From Stefan Sagmeister’s attempts to create a happy life to MASS Design Group’s efforts to engineer away an epidemic, the New York Architecture & Design Film Festival covers plenty of creative territory. Here are 10 highlights from the festival, which runs September 28 to October 2.
1 Shigeru Ban’s Aspen Art Museum (6 minutes)
This short film goes inside Pritzker-winning architect Shigeru Ban’s 2014 masterpiece, a lattice-clad art museum in the Colorado ski resort town of Aspen. The film reveals the museum’s unique transparency and open sightlines – and explores its relationship to the picturesque surroundings – through cinematic time-lapse sequences and interviews with Ban and museum director Heidi Zuckerman.
2 Pioneer (6 minutes)
The Tippet Rise Art Center in Montana (featured in Azure’s October issue) offers artists as wide-open a landscape as they could hope for, as well as a chance to develop works on an especially massive scale. Pioneer traces the origins of Stephen Talasnik’s sculpture of the same name, a cedar timber–framed construction inspired by the Space Architecture of the ’60s, giving the artist an opportunity to share his creative process in his own voice.
3 Eero Saarinen: The Architect Who Saw the Future (68 minutes)
The son of Eero Saarinen is also the director of photography for this stunning film, which uses drones equipped with ultra-high resolution cameras to capture the influential mid-century architect’s works as never before. This feature-length documentary vividly portrays everything from Saarinen’s Gateway Arch in St. Louis to his equally iconic Tulip Chair. (Those who can’t make it to New York can catch the film on PBS’s American Masters in December.)
4 Casa Caldera – D U S T (8 minutes)
Every location presents its own unique challenges to the practice of architecture. Casa Caldera profiles Cade Hayes and Jesus Robles of design / build firm D U S T through the lens of one house in arid southern Arizona – a project that offered the duo a chance to explore a terrain of uncommon ruggedness and the obstacles of extreme remoteness.
5 The Happy Film (95 minutes)
Stefen Sagmeister is well-known in graphic design circles for his eye-catching album covers and advertising concepts. In this long-awaited film, Sagmeister sets out to document his search for something more, attempting to redesign his life and himself through meditation, therapy and drugs.

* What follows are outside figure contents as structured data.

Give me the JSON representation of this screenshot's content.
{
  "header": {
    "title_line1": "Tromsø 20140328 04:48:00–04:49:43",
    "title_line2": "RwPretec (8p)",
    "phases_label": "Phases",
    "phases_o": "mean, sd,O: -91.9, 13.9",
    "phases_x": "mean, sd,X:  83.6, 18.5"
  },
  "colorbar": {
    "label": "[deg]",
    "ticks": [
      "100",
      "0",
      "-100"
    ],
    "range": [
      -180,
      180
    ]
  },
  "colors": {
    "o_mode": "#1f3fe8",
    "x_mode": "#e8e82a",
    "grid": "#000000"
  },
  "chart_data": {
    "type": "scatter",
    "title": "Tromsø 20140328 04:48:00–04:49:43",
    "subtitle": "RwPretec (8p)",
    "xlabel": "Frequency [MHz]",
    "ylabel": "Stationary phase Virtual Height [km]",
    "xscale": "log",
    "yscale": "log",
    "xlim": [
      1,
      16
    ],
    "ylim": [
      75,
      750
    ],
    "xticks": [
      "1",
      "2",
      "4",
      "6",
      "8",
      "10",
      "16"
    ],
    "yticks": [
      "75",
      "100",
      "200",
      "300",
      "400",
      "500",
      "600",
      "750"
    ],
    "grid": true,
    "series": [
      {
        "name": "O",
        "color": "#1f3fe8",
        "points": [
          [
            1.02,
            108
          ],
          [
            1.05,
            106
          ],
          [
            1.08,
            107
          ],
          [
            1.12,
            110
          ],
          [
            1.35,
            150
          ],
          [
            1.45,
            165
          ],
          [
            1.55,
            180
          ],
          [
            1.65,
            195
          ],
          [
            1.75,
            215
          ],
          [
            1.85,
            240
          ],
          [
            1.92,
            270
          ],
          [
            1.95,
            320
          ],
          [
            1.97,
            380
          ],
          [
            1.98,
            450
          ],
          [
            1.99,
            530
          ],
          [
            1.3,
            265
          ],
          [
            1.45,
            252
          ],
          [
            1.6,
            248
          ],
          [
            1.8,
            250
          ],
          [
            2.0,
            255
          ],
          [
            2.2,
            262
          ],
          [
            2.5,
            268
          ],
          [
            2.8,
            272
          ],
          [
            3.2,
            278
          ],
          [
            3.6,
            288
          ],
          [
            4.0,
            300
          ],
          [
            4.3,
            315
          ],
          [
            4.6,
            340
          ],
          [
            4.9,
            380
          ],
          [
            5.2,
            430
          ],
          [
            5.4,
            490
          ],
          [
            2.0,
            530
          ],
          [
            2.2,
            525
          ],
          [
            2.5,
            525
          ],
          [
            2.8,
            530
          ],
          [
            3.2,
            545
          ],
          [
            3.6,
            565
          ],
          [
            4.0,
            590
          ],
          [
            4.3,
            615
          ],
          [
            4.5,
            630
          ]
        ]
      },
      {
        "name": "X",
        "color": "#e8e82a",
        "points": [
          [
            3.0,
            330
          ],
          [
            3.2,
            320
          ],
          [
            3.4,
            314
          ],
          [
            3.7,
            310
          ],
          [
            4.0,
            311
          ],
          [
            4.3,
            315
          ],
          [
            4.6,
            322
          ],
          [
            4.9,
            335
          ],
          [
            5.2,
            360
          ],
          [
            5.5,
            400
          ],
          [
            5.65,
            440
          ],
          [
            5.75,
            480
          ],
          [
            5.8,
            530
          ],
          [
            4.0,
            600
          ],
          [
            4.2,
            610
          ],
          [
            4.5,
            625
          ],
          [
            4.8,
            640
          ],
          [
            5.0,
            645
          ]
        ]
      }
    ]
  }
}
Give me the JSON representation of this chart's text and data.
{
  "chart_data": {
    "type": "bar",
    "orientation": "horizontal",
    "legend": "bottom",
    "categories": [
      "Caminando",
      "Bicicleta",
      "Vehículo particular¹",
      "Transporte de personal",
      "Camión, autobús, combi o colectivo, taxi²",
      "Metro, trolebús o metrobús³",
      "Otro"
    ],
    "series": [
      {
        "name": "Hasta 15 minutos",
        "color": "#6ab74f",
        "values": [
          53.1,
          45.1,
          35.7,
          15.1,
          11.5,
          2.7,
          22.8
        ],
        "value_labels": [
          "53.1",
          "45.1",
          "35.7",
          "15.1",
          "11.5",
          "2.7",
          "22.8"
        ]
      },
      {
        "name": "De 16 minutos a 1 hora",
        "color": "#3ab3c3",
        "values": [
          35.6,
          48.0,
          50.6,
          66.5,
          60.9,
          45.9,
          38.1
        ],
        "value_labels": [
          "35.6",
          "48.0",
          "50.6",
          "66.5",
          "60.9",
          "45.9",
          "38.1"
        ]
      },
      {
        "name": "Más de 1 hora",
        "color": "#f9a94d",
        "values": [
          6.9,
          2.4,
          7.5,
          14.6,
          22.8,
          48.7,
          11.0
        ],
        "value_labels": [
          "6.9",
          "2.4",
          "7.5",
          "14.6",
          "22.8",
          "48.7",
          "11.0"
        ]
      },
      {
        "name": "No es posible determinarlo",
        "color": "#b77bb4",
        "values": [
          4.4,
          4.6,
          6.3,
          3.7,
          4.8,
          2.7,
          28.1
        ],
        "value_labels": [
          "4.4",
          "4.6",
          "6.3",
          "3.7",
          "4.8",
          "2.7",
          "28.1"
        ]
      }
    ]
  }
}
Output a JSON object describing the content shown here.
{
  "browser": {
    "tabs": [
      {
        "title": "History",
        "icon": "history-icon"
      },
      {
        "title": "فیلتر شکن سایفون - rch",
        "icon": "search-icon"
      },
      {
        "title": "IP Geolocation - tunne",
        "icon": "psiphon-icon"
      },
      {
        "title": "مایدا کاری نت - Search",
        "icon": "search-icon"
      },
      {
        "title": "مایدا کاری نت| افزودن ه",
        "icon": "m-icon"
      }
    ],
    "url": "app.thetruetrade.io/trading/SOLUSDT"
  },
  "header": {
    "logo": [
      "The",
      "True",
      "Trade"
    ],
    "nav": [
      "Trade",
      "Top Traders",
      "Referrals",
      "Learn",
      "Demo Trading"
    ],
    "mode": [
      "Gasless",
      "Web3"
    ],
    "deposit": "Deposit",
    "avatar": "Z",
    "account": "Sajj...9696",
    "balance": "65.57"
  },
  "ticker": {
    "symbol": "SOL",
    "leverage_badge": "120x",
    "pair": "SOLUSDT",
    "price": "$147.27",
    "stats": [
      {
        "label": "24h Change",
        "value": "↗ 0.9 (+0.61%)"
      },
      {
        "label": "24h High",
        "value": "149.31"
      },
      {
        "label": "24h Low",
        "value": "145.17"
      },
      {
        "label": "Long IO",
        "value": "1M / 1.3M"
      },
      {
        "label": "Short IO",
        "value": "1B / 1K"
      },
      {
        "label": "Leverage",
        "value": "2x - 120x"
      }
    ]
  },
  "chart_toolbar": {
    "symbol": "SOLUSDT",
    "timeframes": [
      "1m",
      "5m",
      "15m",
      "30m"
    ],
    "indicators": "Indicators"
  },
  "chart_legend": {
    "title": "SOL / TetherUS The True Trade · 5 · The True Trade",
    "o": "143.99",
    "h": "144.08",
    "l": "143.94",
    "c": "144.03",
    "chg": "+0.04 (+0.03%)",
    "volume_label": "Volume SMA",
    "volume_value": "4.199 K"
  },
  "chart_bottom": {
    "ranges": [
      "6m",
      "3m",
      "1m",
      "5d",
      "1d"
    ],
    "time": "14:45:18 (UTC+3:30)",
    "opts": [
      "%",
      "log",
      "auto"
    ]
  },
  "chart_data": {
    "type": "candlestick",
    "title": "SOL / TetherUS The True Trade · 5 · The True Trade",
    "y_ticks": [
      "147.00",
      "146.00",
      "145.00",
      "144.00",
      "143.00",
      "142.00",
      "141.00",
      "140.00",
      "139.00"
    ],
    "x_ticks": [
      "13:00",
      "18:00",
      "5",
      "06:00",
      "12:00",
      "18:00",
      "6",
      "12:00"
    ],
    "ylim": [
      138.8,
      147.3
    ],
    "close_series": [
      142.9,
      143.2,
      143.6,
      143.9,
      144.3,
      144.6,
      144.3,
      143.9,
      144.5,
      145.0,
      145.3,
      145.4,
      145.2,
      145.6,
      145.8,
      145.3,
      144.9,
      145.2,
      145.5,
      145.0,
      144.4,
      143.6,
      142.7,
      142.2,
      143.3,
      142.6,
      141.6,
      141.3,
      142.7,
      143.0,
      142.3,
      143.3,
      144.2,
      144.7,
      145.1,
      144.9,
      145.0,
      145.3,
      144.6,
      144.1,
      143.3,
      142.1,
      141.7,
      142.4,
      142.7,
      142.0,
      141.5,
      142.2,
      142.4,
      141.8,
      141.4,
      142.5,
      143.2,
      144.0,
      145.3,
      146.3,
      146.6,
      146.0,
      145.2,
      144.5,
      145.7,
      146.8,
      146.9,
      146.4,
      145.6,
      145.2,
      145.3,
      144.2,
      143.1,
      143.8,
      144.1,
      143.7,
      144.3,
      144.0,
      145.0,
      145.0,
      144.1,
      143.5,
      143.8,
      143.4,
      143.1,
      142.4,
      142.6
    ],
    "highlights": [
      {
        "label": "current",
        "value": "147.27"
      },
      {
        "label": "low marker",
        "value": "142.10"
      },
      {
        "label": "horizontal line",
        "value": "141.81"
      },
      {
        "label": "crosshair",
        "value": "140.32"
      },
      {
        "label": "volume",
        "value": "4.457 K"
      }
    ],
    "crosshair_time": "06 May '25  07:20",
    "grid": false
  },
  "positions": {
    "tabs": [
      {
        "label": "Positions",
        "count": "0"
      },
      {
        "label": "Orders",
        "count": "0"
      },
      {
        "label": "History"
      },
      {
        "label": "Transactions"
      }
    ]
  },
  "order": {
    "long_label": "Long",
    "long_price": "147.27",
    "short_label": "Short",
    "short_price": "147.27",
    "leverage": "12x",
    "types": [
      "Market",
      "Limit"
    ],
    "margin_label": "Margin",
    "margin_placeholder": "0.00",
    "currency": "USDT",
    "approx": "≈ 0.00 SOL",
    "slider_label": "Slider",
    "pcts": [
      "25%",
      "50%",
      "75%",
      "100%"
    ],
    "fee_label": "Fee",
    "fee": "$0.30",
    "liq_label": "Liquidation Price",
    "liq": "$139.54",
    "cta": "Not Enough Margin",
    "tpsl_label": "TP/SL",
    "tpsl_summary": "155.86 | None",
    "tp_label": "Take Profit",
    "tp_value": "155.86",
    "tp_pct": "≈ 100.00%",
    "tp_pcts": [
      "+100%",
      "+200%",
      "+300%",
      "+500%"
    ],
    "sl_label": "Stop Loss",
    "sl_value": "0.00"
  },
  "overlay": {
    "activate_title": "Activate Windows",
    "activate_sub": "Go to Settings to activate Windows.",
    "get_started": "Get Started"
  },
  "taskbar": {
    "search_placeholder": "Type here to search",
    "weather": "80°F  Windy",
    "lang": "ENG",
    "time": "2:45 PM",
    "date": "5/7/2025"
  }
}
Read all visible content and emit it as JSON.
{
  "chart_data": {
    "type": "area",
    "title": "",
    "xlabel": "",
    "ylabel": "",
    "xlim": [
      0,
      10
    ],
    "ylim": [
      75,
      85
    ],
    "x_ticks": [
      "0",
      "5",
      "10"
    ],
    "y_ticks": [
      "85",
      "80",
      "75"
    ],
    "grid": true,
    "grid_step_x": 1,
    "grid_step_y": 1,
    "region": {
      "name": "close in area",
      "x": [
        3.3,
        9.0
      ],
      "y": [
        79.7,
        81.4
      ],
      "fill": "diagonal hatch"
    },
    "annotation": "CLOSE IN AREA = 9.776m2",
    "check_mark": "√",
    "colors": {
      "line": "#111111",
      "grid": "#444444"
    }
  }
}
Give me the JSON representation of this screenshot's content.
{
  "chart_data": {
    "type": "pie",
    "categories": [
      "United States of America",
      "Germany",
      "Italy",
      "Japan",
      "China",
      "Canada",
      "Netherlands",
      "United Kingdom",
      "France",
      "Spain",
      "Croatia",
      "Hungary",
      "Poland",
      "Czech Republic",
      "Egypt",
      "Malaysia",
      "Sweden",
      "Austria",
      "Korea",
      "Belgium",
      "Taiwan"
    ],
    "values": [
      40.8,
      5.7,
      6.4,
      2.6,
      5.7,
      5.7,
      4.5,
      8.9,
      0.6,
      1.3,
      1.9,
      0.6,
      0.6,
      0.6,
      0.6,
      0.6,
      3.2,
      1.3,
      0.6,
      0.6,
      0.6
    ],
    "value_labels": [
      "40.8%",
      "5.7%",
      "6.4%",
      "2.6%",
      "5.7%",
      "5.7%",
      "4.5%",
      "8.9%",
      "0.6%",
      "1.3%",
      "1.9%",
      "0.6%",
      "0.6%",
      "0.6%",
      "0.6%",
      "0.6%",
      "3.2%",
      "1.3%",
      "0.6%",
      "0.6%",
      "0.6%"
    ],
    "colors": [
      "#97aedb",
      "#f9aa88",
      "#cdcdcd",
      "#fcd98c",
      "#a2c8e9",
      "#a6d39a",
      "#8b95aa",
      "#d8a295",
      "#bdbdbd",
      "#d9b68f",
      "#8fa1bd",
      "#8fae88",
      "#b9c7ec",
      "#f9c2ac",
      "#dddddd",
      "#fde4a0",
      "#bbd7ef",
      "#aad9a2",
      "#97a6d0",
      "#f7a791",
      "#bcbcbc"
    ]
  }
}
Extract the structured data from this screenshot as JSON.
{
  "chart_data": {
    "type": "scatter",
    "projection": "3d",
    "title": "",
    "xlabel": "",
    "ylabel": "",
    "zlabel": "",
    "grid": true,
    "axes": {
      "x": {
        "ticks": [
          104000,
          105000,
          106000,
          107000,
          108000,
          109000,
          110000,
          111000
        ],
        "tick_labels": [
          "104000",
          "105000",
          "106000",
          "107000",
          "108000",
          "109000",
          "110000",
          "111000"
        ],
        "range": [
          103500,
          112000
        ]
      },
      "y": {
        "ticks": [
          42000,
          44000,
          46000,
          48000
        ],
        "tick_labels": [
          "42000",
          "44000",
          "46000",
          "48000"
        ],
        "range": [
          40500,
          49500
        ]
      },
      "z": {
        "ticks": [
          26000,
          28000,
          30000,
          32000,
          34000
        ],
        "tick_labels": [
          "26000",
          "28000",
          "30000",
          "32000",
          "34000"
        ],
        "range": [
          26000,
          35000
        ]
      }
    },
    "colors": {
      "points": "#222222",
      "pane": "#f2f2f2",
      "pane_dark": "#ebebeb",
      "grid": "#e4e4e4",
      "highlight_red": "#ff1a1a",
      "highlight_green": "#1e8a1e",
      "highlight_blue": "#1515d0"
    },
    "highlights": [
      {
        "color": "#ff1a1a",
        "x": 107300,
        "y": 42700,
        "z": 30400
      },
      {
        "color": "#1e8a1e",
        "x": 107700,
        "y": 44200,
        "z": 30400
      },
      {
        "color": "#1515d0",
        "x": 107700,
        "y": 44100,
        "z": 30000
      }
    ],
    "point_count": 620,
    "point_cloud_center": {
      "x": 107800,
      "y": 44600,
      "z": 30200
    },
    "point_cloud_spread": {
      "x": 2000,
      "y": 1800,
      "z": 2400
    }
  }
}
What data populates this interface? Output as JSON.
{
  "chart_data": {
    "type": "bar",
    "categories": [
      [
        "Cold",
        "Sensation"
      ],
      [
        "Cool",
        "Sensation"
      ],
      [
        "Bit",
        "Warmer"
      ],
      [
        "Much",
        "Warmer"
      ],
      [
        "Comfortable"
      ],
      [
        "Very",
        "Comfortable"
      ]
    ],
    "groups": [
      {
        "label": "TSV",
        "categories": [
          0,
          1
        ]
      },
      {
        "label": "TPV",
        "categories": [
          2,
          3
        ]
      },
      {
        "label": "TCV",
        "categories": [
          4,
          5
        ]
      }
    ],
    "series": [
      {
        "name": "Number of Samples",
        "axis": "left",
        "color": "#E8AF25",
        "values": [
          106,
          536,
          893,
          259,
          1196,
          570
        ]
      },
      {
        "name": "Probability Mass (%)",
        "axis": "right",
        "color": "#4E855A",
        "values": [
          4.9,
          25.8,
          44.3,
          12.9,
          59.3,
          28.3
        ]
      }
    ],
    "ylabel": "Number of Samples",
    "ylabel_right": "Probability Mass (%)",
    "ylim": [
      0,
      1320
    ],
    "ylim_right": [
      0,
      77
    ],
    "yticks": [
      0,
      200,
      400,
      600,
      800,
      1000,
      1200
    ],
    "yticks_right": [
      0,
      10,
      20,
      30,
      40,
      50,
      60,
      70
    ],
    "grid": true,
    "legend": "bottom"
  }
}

Embellished with maxims rendered in Sagmeister’s signature style, the result is a highly personal account of a journey that is predictably unpredictable.
6 Out of Office: Studio O + A (10 minutes)
Arguably, no firm has exerted a greater influence on the design of modern American offices – especially the San Francisco HQs for such tech giants as Cisco, Evernote and Alibaba. Out of Office looks inside the office of the office pros, as O + A founders Primo Orpilla and Verda Alexander go inside the innovative workspaces they’ve designed for Yelp, Uber and more.
7 Making Carmel Place (10 minutes)
Brooklyn’s nArchitects is on a roll, claiming awards left and right for Carmel Place – a New York pilot project for affordable micro-housing that relies on modular construction to keep construction costs down. This short film checks on the project to examine the problems nArchitects encountered at different phases of planning and construction, as well as the problem-solving approach that ultimately overcame them.
8 Some Kind of Joy: The Inside Story of Grimshaw in Twelve Buildings (60 minutes)
With new footage of a dozen ground-breaking buildings, and interviews with the people behind Grimshaw Architects, Some Kind of Joy sheds light on the inner workings of one of the world’s most renowned firms. The buildings profiled here range from Sir Nicholas Grimshaw’s first, completed in 1967, to the firm’s later train stations and transit hubs, and culminates with the 2014 opening of the Fulton Center in New York, seen here.
9 Chen Chen & Kai Williams in Practice (4 minutes)
Though short (it clocks in at just four minutes), this film gives unique insight into the inspirations that drive Chen Chen & Kai Williams’ experimental approach to developing furniture and interiors – and captures the playful approach to material exploration that has led to such unusual products as lamps and tables made from rainbow-swirl resin, and coasters sliced from a urethane “ham hock.”
10 Design That Heals (31 minutes)
MASS Design Group’s cholera clinic in Haiti has been lauded not just for a carefully structured end result that helps to prevent the spread of water-borne diseases even while operating on a micro budget – but also for the highly collaborative process that was used to develop it. Design That Heals profiles MASS and the doctor – embedded in Haiti for decades on his quest to fight cholera – who led the challenge to eradicate both the disease and the social conditions that help it to spread.